2. Mas existem dois fatores de grande importância.
a. A "vocação" é essencialmente celestial e espiritual. Ela não tem qualquer conexão com o presente mundo, exceto quanto ao testemunho espiritual.
b. Sua plena realização e cumprimento está no "por vir", é futura, após a presente era.

Vamos olhar para essas duas coisas mais de perto. Qual é o aspecto desta carta? É totalmente do alto! Veja as referências celestiais.

"Vocação celestial" (3:1); "dom celestial" (6:4); "país celestial" (11:16); "Jerusalém celestial" (12:22); "coisas celestiais" (8: 5,9: 23); "passou pelos céus" (4:14); "mais alto que os céus", "Sumo Sacerdote" (7:26); "trono da Majestade nos céus" (8: 1); "entrou no mesmo céu" (9:24); "no céu melhor ..." (10:34); "inscritos no céu" (12:23); "Aquele que fala do céu" (12:25); "faça tremer o céu ..." (12:26)

Assim, o Senhor e tudo o que é dele são vistos a partir de baixo. Todo sistema do Antigo Testamento não passa de uma representação temporal da realidade celestial e espiritual; a sua contrapartida está no céu. Cristo está no céu, e todos os nossos laços com Deus são através de Cristo. Todo vínculo com o mundo é quebrado, mesmo enquanto ainda estamos aqui. Cristo no céu assume o lugar de todas as figuras e representações ritualísticas. É importante reconhecer que esta carta foi dirigida - em primeiro lugar - a um povo que durante séculos manteve a posição de um povo que Deus havia tomado do mundo para Si mesmo, e ela explica a própria natureza e história desse povo à luz do Cristianismo, mostrando que até mesmo esse povo pôde reduzir a sua santificação a algo terreno. Tudo aqui e agora é essencialmente espiritual, porém, é mostrado que pode haver uma falsa espiritualidade, uma pseudo-espiritualidade. Os Judeus imaginavam, como o fazem as multidões de cristãos bem intencionados de hoje, que a prática de certos rituais, que a preservação de certas formas, o uso de certas vestimentas, o emprego de certos instrumentos, linguagem, tons e que o reconhecimento de um conjunto de acompanhamentos que apelam para os sentidos, que se nós mergulharmos numa atmosfera de reverência e solenidade, isso é espiritualidade.
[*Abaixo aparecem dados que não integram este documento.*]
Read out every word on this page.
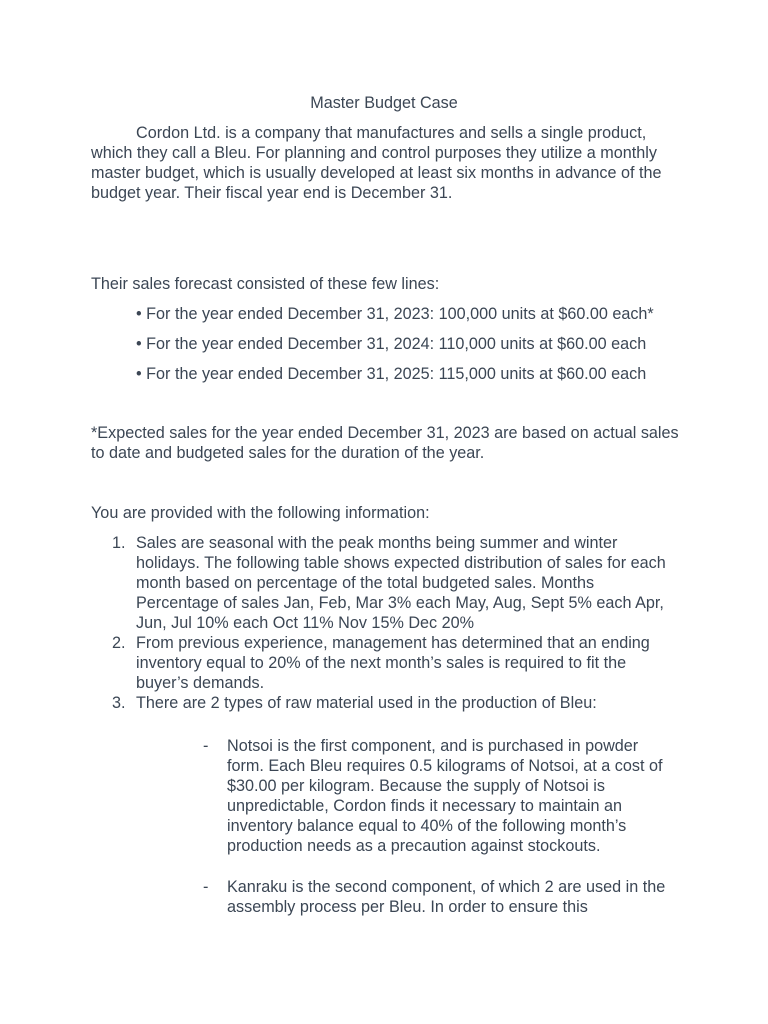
Master Budget Case
Cordon Ltd. is a company that manufactures and sells a single product, which they call a Bleu. For planning and control purposes they utilize a monthly master budget, which is usually developed at least six months in advance of the budget year. Their fiscal year end is December 31.
Their sales forecast consisted of these few lines:
• For the year ended December 31, 2023: 100,000 units at $60.00 each*
• For the year ended December 31, 2024: 110,000 units at $60.00 each
• For the year ended December 31, 2025: 115,000 units at $60.00 each
*Expected sales for the year ended December 31, 2023 are based on actual sales to date and budgeted sales for the duration of the year.
You are provided with the following information:
1. Sales are seasonal with the peak months being summer and winter holidays. The following table shows expected distribution of sales for each month based on percentage of the total budgeted sales. Months Percentage of sales Jan, Feb, Mar 3% each May, Aug, Sept 5% each Apr, Jun, Jul 10% each Oct 11% Nov 15% Dec 20%
2. From previous experience, management has determined that an ending inventory equal to 20% of the next month’s sales is required to fit the buyer’s demands.
3. There are 2 types of raw material used in the production of Bleu:
- Notsoi is the first component, and is purchased in powder form. Each Bleu requires 0.5 kilograms of Notsoi, at a cost of $30.00 per kilogram. Because the supply of Notsoi is unpredictable, Cordon finds it necessary to maintain an inventory balance equal to 40% of the following month’s production needs as a precaution against stockouts.
- Kanraku is the second component, of which 2 are used in the assembly process per Bleu. In order to ensure this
Esta carta na qual estamos meditando, definitivamente faz a divisão entre a alma (da qual o acima é a expressão) e o espírito (4:12). Com efeito, sua correção é que, quando você possui a verdadeira espiritualidade, não precisa de quaisquer das alternativas acima; e, de fato, este é o tempo em que tudo isso deu lugar ao que é pura e exclusivamente espiritual. Você pode praticar todas essas coisas acima referidas e ainda assim não ser uma pessoa realmente espiritual. Quanto mais espiritual você for, menos ficará impressionado com tais coisas; menos irá praticá-las. Elas serão vistas por você como brincadeira de criança. Isso pode ser provado pelo fato de que nos lugares onde o ritual ainda é algo muito relevante, a lacuna entre o conhecimento pessoal do Senhor e o ritual também é maior. Ao passo que uma vida rica e profunda em Deus geralmente é encontrada onde há pouco ou nada dessas formas exteriores que lembrem um sistema religioso.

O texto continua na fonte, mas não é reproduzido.